Zwijgend liepen zij naast elkander tusschen licht en schaduw, zich afwisselend onder de boomen.

[179:]

"Ik wilde dat ik het vroeger had geweten," zeide Lucie zacht.
"En ik zou willen dat niemand het ooit geweten had," zeide hij een weinig barsch, en toen hij zag dat zij er teleurgesteld en gekwetst uitzag, voegde hij er bij: "ik ben bang dat je allen te goed van mij zult denken. Men maakt tegenwoordig zoo'n geweld om elke kleinigheid. Je wordt er wee van!"
Zij lachte even, haar gevoelens ontspanden zich een weinig.
"Je bent eigenlijk precies een egel," zeide zij, "je prikt wie je streelen. Maar Mark je zult nu toch het geld aannemen en niet zoo trotsch zijn? Hoe leelijk van De Rooze om Valérie te doen gelooven dat het van hem kwam, alleen om bij haar in de gunst te geraken. Hij is een och kom! Ik wil niet meer over hem praten. Dus nu maak je er toch gebruik van, hé Mark?"
"'t Zou heel onbeleefd zijn het nu te weigeren. Ik moet er met vader over spreken. Laatst hoorde ik van een mooie electriciteitszaak, die te koop was. Ik ben nu weer sterk en flink en durf het wel aan."
Lucie drong zich dichter tegen hem.
"En mag ik bij je blijven Mark?" vroeg zij vleiend.
Hij antwoordde niet dadelijk en keek recht voor zich uit; zij begreep niet wat die blik beteekende.
"Ik geloof niet dat het gaan zal, Lucie. Ik moet mij eerst een weg banen en jouw plaats is hier. Je zult er zoo nuttig kunnen zijn. Valérie heeft je noodig en later ook Tilly, en ik ben zoo ouderwetsch, te denken dat de plaats van elk meisje in haar eigen huis is, en dan…"
"Nu, wat dan?"
"Ik wil je niet teleurstellen, daarom ben je de eerste en de eenige, die 't weten mag. Ik heb andere plannen, als ik een eigen huis krijg dan… dan wil ik Agatha vragen of zij het met mij wil deelen."

[180:]

Lucie stond er van verbaasd, toen lichtte haar gelaat weer. Zoo in Mark's vertrouwen te worden genomen, maakte alles goed.
"O Mark," riep zij, "hoe heerlijk! Dan wordt Agatha onze zuster!"
"Ja, maar denk er aan, dat je er je nog niet te veel van voorstelt. Ik heb er haar nog geen stom woord van gezegd, en zij is veel te goed voor mij."
Lucie glimlachte en dacht er het hare van.
"Als je maar wilt," ging Mark voort, "wordt je onontbeerlijk thuis; wanneer Valérie trouwt heeft mama, een flinke, handige dochter noodig."
"Maar Valérie zal niet trouwen!
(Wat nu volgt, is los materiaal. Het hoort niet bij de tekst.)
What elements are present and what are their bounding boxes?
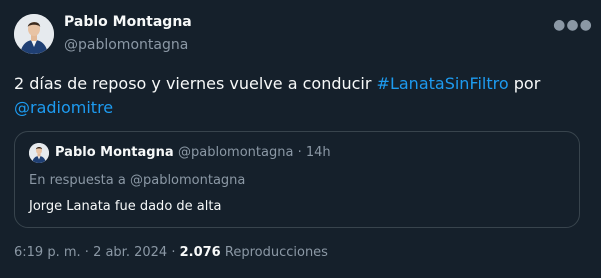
avatar[interactable] [14, 14, 54, 54]
quote-text: Jorge Lanata fue dado de alta [29, 199, 222, 214]
mention-link[interactable]: @radiomitre [14, 98, 113, 117]
tweet-footer: 6:19 p. m. · 2 abr. 2024 · 2.076 Reprodu… [14, 245, 328, 260]
tweet-text: 2 días de reposo y viernes vuelve a cond… [14, 72, 584, 120]
quote-author-name: Pablo Montagna [55, 145, 174, 160]
person-icon [14, 14, 54, 54]
views-count[interactable]: 2.076 [180, 245, 221, 260]
quote-author-handle: @pablomontagna [178, 145, 294, 160]
hashtag-link[interactable]: #LanataSinFiltro [377, 74, 509, 93]
tweet-card: Pablo Montagna @pablomontagna ●●● 2 días… [0, 0, 601, 278]
quoted-tweet[interactable]: Pablo Montagna @pablomontagna · 14h En r… [14, 131, 580, 228]
tweet-text-part: por [508, 74, 541, 93]
quote-time: 14h [305, 145, 331, 160]
tweet-date[interactable]: 2 abr. 2024 [93, 245, 167, 260]
tweet-text-part: 2 días de reposo y viernes vuelve a cond… [14, 74, 377, 93]
footer-separator: · [84, 245, 89, 260]
quote-reply-context: En respuesta a @pablomontagna [29, 173, 246, 188]
quote-separator: · [297, 145, 302, 160]
more-horizontal-icon: ●●● [553, 17, 593, 33]
quote-meta: @pablomontagna · 14h [178, 145, 331, 160]
more-button[interactable]: ●●● [553, 12, 592, 38]
author-handle[interactable]: @pablomontagna [64, 37, 188, 53]
views-label: Reproducciones [224, 245, 328, 260]
footer-separator: · [171, 245, 176, 260]
tweet-time[interactable]: 6:19 p. m. [14, 245, 81, 260]
quote-avatar [29, 143, 49, 163]
person-icon [29, 143, 49, 163]
author-name[interactable]: Pablo Montagna [64, 14, 192, 30]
Wij hebben het reeds af gesproken. Wij worden alle drie oude vrijsters. Dat is veel prettiger. Wij hebben geen verlovingen meer noodig in onze familie."
Mark's oogen tintelden van spot.
"Geen huwelijken, geen helden meer, alleen maar oude juffers! Mooi zoo, Lucie!"
"O, een echte held, dat is wat anders, maar geen nagemaakte..!"
"Wie weet of Valérie ook niet in haar nabijheid vindt - wat haar gelukkig zal maken."
Daar toen klonk Tilly's heldere stem. '
"Lucie waar blijf je? Houd je Mark nu geheel voor jezelf? Wij willen hem ook zien en - bewonderen - onzen held!"
En al trok Mark nog zoo'n pijnlijk gezicht, zijn ouders en zusters evenmin als de anderen sloegen er acht op en overlaadden hem, den verstooteling, met hun liefkoozende bewondering.